Incompetence can’t be totally ruled out. But the government has shown competence in other areas—the ability to deny refugees their right to claim asylum, for example, by preventing maritime arrivals and creating a system of off-shore gulags. It might be disgraceful, but no doubt the Liberals are good at it.

Perhaps it comes down to the government’s dogmatic ideology, one so deeply embedded that it has entered the Liberal Party’s collective unconscious—a revulsion so strong to the idea of government providing services and doing things for the public, that it simply cannot, of its own initiative, abide it. An ideology that genuinely believes that government services are akin to socialism and should be indulged only when circumstances dictate that there is no avoiding it.

Whether it’s telecommunications infrastructure, ports, rail and freeways, the health and education systems or welfare and social services, there is nothing that the federal Liberals don’t try to rid themselves of ownership of or responsibility for. At every chance, services and assets are outsourced or privatised. The prospect of electoral annihilation is probably the only thing preventing them from dismantling social welfare completely.

A mix of many factors would be more satisfactory and potentially more accurate as a reason for the abject failures we read about every day in the press. But the root of it surely comes down to political instinct; to the automatic reflexes that come from a life spent using government to undermine the collective security of working people—opposing wage rises, attacking trade unions, cutting social welfare, privatising public assets and so on—rather than lifting them up.

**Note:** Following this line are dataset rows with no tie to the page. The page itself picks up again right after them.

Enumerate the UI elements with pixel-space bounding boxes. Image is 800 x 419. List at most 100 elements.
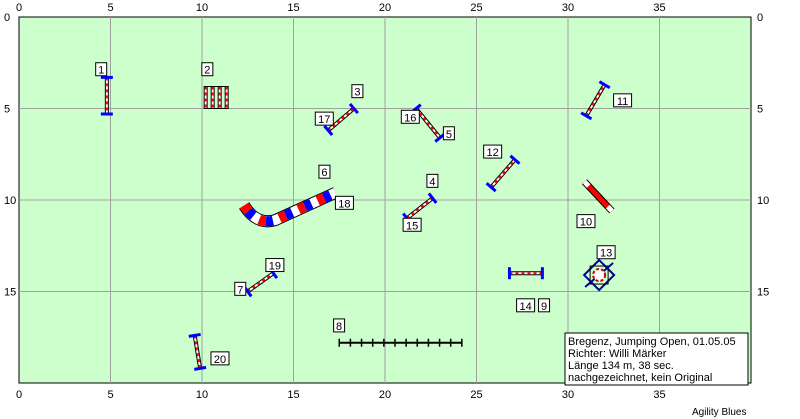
jump-wing (509, 154, 521, 165)
number-box (265, 258, 285, 273)
jump-pole-stripe (585, 84, 606, 117)
number-text: 12 (487, 147, 499, 159)
credit-text: Agility Blues (692, 407, 746, 418)
x-tick-label: 20 (379, 389, 391, 401)
obstacle-number-18: 18 (334, 195, 354, 210)
number-box (400, 109, 420, 124)
number-text: 18 (338, 198, 350, 210)
obstacle-number-9: 9 (538, 298, 551, 313)
obstacle-number-12: 12 (483, 144, 503, 159)
number-text: 19 (269, 261, 281, 273)
number-box (483, 144, 503, 159)
jump-wing (427, 192, 438, 204)
x-tick-label: 5 (107, 389, 113, 401)
x-tick-label: 25 (470, 389, 482, 401)
number-box (333, 318, 346, 333)
number-box (210, 351, 230, 366)
jump-wing (598, 80, 611, 90)
tire-ring (592, 268, 607, 283)
info-line-2: Richter: Willi Märker (568, 348, 667, 360)
info-box: Bregenz, Jumping Open, 01.05.05 Richter:… (564, 332, 749, 386)
x-tick-label: 10 (196, 389, 208, 401)
jump-wing (323, 124, 334, 136)
obstacle-number-16: 16 (400, 109, 420, 124)
tire-13 (582, 258, 616, 292)
weave-8 (338, 338, 463, 347)
number-box (351, 84, 364, 99)
spread-jump-2 (203, 86, 229, 109)
x-tick-label: 0 (16, 389, 22, 401)
number-text: 14 (519, 301, 531, 313)
number-text: 2 (204, 65, 210, 77)
jump-pole-stripe (415, 107, 441, 139)
obstacle-number-20: 20 (210, 351, 230, 366)
number-box (613, 93, 633, 108)
jump-3 (323, 102, 359, 136)
x-tick-label: 35 (653, 2, 665, 14)
contact-10 (581, 179, 615, 214)
x-tick-label: 25 (470, 2, 482, 14)
number-text: 17 (318, 114, 330, 126)
tunnel-red-band (239, 188, 338, 227)
info-line-4: nachgezeichnet, kein Original (568, 372, 712, 384)
contact-plank (582, 179, 614, 213)
contact-zone (605, 204, 614, 213)
number-text: 4 (429, 176, 435, 188)
obstacle-number-10: 10 (576, 214, 596, 229)
number-text: 10 (580, 217, 592, 229)
y-tick-label: 5 (757, 104, 763, 116)
obstacle-number-13: 13 (596, 245, 616, 260)
obstacle-number-4: 4 (426, 173, 439, 188)
contact-zone (582, 179, 591, 188)
number-text: 1 (98, 65, 104, 77)
number-box (402, 217, 422, 232)
y-tick-label: 0 (4, 12, 10, 24)
obstacle-number-11: 11 (613, 93, 633, 108)
jump-wing (188, 332, 201, 338)
number-box (442, 126, 455, 141)
tunnel-6 (239, 187, 339, 228)
jump-wing (580, 111, 593, 121)
jump-11 (580, 80, 611, 121)
jump-wing (348, 102, 359, 115)
number-text: 7 (237, 284, 243, 296)
y-tick-label: 15 (4, 287, 16, 299)
obstacle-number-2: 2 (201, 62, 214, 77)
jump-pole-stripe (247, 272, 274, 293)
number-text: 11 (617, 96, 628, 108)
number-box (234, 281, 247, 296)
number-box (334, 195, 354, 210)
tire-box (589, 265, 609, 285)
y-tick-label: 0 (757, 12, 763, 24)
number-box (576, 214, 596, 229)
number-box (201, 62, 214, 77)
number-box (516, 298, 536, 313)
x-tick-label: 15 (287, 2, 299, 14)
obstacle-number-7: 7 (234, 281, 247, 296)
jump-1 (100, 75, 113, 116)
number-text: 20 (214, 354, 226, 366)
number-text: 16 (404, 112, 416, 124)
jump-pole-base (406, 197, 434, 220)
number-box (538, 298, 551, 313)
jump-pole-base (327, 107, 355, 132)
number-text: 9 (541, 301, 547, 313)
jump-wing (194, 365, 207, 371)
obstacle-number-5: 5 (442, 126, 455, 141)
jump-wing (485, 182, 497, 193)
number-text: 8 (336, 321, 342, 333)
jump-9 (507, 267, 544, 280)
number-text: 6 (321, 167, 327, 179)
number-box (95, 62, 108, 77)
y-tick-label: 10 (4, 195, 16, 207)
obstacle-number-17: 17 (314, 111, 334, 126)
obstacle-number-6: 6 (318, 164, 331, 179)
obstacles (100, 75, 616, 371)
x-tick-label: 15 (287, 389, 299, 401)
obstacle-number-15: 15 (402, 217, 422, 232)
obstacle-number-3: 3 (351, 84, 364, 99)
number-text: 13 (600, 248, 612, 260)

Ask anyone who has become a master in a profession about how they got to where they are and the response invariably will involve that they love and have a passion for the thing it is that they do well. The Liberals hate government services. So how could they ever become proficient at delivering them?

When Liberals talk about safety, their instinct is to define it in terms of boosting the capacity of the state to commit violence, as Home Affairs Minister Karen Andrews did yesterday during question time, noting the more than $100 million funding increase to the Australian Criminal Intelligence Commission and Australian Federal Police. She then goaded hecklers from the opposition benches:

“As soon as we start to make the point that this government is absolutely committed to keeping our community safe, the interjections start from those opposite. That is a very good indication of the softness that those opposite have on crime and how the Morrison government has always had the strength to stand up to outlaw motorcycle gangs and to stand up to criminals in our community.”

When the Liberals say, “keeping Australians safe”, they mean spending hundreds of billions of dollars on weapons to kill people, such as they are providing to the military. They mean spending billions of dollars on the refugee concentration camps and on Navy patrols to turn away asylum seekers. They mean hundreds of millions of dollars for the security services to be able to spy on people. They mean more resources for cops and for prisons to lock people away. (And even when it comes to these things that they like or love, they still make sure that, as much as possible, it’s someone else in the private sector being paid to do as much of the work as possible.)

By contrast, they instinctively baulked at doing almost all of the things required to keep us safe in this killer pandemic, before then calculating that the economic and political consequences would be dire if they didn’t act. Yet still they remain reluctant, and still they abrogate their responsibilities. It’s almost like right-wing ideology provides the perfect breeding ground for COVID-19.